Australian scientists at the University of New England (Armidale, NSW) cooperated with the Norwegian University of Life Sciences to study if the extent and method of grinding sorghum prior to inclusion in complete pelleted broiler chicken diets affects broiler gut development and performance.
A broiler experiment was conducted to examine the effects of sorghum particle size and milling type on the performance, nitrogen corrected apparent metabolisable energy (AMEn), digestive tract development, digesta pH, duodenal digesta particle size and digesta passage rate.

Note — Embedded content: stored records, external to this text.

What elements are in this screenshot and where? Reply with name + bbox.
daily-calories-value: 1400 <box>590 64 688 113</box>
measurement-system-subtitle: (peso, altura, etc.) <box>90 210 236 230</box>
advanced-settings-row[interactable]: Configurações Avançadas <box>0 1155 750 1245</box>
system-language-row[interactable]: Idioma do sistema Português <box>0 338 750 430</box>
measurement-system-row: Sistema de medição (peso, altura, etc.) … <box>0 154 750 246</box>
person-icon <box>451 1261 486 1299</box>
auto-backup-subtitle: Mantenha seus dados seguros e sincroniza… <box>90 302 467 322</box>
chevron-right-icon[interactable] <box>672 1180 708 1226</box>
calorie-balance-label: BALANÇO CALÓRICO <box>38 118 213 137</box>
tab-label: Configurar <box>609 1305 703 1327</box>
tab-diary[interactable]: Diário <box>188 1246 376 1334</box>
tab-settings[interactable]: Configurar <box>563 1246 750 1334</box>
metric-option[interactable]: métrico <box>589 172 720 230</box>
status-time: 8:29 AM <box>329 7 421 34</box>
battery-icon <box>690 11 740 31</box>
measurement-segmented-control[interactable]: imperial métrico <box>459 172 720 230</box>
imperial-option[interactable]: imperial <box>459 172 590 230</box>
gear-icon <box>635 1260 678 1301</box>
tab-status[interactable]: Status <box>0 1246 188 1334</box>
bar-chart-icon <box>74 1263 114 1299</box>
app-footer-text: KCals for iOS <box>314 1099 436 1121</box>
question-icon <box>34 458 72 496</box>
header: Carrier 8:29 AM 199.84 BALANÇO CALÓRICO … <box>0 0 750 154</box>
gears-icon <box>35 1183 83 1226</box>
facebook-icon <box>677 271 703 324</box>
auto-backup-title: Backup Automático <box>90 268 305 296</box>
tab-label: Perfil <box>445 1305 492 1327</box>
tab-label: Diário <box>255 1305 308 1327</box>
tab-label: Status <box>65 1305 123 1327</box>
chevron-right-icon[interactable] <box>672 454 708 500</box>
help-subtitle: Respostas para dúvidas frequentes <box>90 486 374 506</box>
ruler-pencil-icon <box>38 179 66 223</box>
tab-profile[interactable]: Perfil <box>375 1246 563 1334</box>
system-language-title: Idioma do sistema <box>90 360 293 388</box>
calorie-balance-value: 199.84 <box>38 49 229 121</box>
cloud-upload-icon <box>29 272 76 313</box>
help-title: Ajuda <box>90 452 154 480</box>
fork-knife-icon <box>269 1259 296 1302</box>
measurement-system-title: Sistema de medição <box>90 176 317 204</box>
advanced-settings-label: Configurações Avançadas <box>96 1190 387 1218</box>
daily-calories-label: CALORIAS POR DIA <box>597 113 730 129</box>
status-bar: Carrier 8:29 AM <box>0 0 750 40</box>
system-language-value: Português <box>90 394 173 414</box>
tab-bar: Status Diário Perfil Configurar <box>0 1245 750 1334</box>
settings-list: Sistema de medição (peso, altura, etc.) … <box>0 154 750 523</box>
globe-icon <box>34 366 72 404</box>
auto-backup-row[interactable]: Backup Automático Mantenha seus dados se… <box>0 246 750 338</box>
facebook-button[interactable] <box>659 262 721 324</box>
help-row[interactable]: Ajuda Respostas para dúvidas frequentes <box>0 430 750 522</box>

Complete pelleted diets with identical botanical and chemical composition containing 750 g/kg whole sorghum (WS), sorghum ground through hammer mill with 1 mm and 3 mm screen (HM1 and HM3) and sorghum ground on a roller mill with 0.15 mm spacing (RM0.15), were made.
Sorghum for diets HM3 and RM0.15 were milled to approximately the same mean particle size.
Diet WS resulted in poorer weight gain and feed conversion ratio (FCR) than the other diets from 11 to 21 days of age, while diet RM0.15 resulted in improved FCR.
Apparent MEn determined between 25 and 28 days of age, however, was higher for diet WS than for the other diets.
This was possibly due to a longer adaptation time to a larger feed particle size, as indicated by a lower pH in the gizzard and smaller duodenal digesta particle size for this diet.
Diet HM1 gave similar performance as diet HM3, but resulted in a significantly smaller gizzard, a higher pH of the gizzard content, a lower pH of the duodenal content and larger particles in the duodenal contents, thus indicating that gizzard development and activity were compromised by this diet.
Total tract passage rate of the liquid phase marker was slower in the WS fed birds, but there were no differences in solid phase marker excretion rates.